Guidelines can only go so far and will require adherence and personal responsibility from guests to minimize risk. That balance between corporate policies and enforcement will be a crucial and delicate factor during the recovery effort. Across the Atlantic, AMC Theatres faced public backlash after stating it would “strongly encourage,” though not require, audiences to enter its cinemas with face masks once they resume operations in mid-July, claiming the matter had become politicized in the United States. The stance drew harsh criticism from audiences, culminating with the circuit revising its policy a day later to make face masks mandatory for all audiences.
In Europe, however, the face mask policy has drawn considerably less scrutiny. The use of face masks by audiences is recommended but not required in markets such as France and the Czech Republic. In countries such as Austria, Germany, and Italy audiences are required to wear masks when entering a cinema but allowed to remove them once inside an auditorium.
Regardless of the specific policies across individual circuits and entire countries, the reality remains that there is no risk-free guarantee for audiences returning to cinemas as they re-open. The support of audiences won’t be predicated by sanitary measures or programming, but will rather come down to individuals’ risk tolerance depending on personal and demographic factors as well as the prevalence of positive cases at any point in time. That uncertainty is what Kinepolis CEO Eddy Duquenne cites as the biggest challenge as his multi-national circuit embarks on its re-opening effort through June.
“The first thing I’ve learned from this situation is how labor-intensive it is to manage closed theaters, it is much more labor-intensive as a CEO than it is to manage open theaters,” he says. “We don’t know how things are going to turn out: when we will be able to open, how we’ll open, and what the impact will be. That’s the landscape we’re working in. As a company, we are preparing for the worst and hoping for the best.”

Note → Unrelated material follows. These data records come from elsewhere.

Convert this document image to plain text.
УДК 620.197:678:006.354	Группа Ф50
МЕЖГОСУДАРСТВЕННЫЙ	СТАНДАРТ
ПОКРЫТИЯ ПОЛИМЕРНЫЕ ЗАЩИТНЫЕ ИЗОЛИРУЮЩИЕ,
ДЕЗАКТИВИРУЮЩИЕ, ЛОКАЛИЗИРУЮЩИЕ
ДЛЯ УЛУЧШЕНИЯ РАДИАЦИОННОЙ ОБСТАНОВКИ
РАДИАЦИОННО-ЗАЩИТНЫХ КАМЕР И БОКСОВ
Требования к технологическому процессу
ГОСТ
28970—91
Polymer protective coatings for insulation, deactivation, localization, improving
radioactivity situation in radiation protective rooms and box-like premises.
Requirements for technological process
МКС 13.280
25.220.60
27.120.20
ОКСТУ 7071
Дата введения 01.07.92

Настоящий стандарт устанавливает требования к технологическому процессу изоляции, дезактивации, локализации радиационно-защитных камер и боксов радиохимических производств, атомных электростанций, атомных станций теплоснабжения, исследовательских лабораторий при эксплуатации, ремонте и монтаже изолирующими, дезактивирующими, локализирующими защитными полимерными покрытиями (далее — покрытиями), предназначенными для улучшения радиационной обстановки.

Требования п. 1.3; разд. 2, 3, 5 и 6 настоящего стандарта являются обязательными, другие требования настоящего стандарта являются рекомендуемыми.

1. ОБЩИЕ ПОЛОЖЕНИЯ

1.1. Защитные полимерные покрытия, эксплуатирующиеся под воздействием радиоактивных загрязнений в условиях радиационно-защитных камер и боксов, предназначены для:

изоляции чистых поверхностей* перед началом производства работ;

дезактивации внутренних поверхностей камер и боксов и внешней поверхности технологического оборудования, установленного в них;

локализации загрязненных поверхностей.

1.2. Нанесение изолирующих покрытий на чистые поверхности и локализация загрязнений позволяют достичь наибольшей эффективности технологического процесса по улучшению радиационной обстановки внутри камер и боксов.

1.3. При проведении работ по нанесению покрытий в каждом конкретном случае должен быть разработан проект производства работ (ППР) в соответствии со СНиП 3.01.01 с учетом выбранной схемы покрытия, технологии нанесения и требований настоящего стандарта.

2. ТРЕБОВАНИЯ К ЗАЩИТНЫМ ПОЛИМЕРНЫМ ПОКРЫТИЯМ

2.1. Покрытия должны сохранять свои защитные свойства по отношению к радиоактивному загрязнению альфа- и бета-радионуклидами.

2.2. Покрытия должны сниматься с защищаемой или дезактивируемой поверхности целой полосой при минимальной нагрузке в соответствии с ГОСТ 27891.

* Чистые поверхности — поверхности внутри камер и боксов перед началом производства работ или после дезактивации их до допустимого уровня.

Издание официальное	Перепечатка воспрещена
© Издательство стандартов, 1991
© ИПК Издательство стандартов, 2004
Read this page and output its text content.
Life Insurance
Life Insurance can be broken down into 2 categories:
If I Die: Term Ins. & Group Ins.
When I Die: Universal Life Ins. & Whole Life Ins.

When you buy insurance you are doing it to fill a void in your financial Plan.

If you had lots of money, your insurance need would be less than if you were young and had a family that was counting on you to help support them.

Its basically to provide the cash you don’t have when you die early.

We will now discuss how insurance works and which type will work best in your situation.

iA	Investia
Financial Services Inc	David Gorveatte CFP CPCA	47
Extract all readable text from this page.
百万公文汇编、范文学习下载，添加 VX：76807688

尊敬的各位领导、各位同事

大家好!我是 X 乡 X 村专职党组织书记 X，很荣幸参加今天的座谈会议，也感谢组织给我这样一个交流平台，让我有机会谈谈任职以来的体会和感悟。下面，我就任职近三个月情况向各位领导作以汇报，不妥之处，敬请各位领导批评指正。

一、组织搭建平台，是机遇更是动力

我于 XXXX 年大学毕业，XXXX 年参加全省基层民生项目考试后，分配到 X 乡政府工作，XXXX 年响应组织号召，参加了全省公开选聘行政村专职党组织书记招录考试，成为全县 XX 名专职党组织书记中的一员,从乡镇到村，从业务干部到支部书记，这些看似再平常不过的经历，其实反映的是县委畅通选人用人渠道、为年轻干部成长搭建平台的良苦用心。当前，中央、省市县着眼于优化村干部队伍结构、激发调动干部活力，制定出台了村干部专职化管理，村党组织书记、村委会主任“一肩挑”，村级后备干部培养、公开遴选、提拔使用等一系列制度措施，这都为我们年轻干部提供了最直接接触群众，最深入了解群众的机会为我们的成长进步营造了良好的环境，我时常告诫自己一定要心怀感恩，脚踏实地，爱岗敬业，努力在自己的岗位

Without an objective sample of box office data, results from the global re-opening effort have been largely anecdotic. Although several circuits report week-to-week increases in attendance, they don’t take into consideration lower ticket prices or the pent-up demand after months of stay-at-home orders. Sony Pictures Entertainment president Steven O’Dell is nevertheless optimistic about the return of cinemas. “You don’t really know what the market’ is going to be like or the way people will behave until you show them something,” he says. “We came out with some carryover films that had stopped their releases when Covid started in January: Little Women, in Denmark and Japan, and we opened a Korean film as well, and could not believe the response.” Little Women took in $760,000 from 440 screens across 13 markets over the weekend of June 12-14, according to the studio’s first box office report to the press since mid-March.
Though those figures don’t approximate the usual summer blockbuster numbers we’ve grown accustomed to from studios, they are an indication that the global cinema business is on its way to resuming. “Distribution and exhibition companies need to assess what success is going to look like initially, it’s not going to be the same,” explains Cathleen Taff, president of distribution at the Walt Disney Studios. “We’ve got to make sure expectations are based on reality.”
That reality, for the foreseeable future, will be distinctly different from anything the industry has faced before.